Robert Brook runs a blog called The Broken Record, explaining that the aim of his blog is to serve as:
A GUIDE FOR THE DEDICATED ANALOG AUDIOPHILE
Here is Robert’s posting from 8/26/2025 containing a great deal of good advice for record collectors and audiophiles of all ages, especially us old ones.
He admits to being wrong about the sound of a record he wrote about on his blog. When have you ever seen an audiophile admit to being wrong about a record? The very idea!
Why was he wrong? Because his stereo got dramatically better, so much better that he could see how mistaken he was about a Japanese pressing he thought for sure was made from the master tape. Now it sounds dubby. It was always dubby; he just hadn’t gotten his system, room, electricity, setup and who knows what else to the point where the true nature of that copy could be revealed.
Robert revisited a record he was sure he knew well, well enough to rave about on his blog, and found out things had changed — apparently quite a lot! — while he wasn’t looking.
A great deal of audio progress had been made, and that audio progress is what allowed Robert to also make some progress on the record collecting front, a win-win if every there was one. Congratulations are in order.
We here at Better Records live with this reality every day. Our mea culpas are occassioned by the shootouts we do for the same records over and over again, which is what allows us to discover even better pressings of albums than the ones we thought were the best.

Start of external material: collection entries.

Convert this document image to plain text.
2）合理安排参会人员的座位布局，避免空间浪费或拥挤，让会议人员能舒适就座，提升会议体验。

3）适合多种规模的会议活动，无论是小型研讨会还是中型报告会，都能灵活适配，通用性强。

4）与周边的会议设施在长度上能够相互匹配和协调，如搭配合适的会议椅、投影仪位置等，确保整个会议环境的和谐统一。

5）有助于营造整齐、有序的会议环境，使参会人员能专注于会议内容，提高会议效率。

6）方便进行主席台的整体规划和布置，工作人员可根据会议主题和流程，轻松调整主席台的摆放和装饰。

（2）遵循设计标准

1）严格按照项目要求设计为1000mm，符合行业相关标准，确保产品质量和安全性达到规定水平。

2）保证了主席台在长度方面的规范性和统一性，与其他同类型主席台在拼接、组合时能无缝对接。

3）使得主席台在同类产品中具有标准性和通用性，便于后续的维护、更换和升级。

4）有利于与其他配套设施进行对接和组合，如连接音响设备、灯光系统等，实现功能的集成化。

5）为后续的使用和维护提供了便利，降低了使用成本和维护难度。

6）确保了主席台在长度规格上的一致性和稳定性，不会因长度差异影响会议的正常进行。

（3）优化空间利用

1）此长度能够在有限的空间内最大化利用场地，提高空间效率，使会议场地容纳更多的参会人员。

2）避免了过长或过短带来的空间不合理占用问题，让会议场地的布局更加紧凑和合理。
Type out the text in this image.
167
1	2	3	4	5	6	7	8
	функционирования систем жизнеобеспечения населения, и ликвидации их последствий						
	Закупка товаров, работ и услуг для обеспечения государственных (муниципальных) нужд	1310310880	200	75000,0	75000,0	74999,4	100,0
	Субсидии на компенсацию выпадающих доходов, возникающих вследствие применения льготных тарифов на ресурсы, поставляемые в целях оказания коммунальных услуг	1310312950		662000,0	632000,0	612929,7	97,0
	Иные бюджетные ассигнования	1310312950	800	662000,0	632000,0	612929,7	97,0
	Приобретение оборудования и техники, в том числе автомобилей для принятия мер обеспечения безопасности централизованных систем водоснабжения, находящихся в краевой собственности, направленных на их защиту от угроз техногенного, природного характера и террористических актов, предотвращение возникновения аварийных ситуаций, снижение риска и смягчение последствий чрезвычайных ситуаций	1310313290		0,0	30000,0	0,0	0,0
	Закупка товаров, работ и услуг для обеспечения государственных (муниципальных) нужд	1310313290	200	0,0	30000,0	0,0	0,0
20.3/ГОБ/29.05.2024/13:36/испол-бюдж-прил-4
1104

It’s surely the most rewarding part of the job.
Please to enjoy the lessons Robert learned.
I wrote about a similar experience I had myself back in the early-2000s.
If presently you are the happy owner of many Japanese pressings, perhaps now would be a good time to pull them out and play them. Very few master tapes went to Japan, and, as a result, most Japanese pressings in our experience sound like they are made from copy tapes, which of course they are.
Some of them have the potential for top quality sound, but most do not.
If your stereo is not revealing enough to show you their shortcomings, the way Robert’s was not revealing enough just five years ago, please take his advice and make the kinds of changes he has made.
The steps you take next will be the most satisfactory of all. Now you can clear the shelves of all your second- and third-tier records, which, of course, will not be limited to Japanese pressings, but should in fact include most of your Heavy Vinyl LPs, if not all of them. Let the culling begin!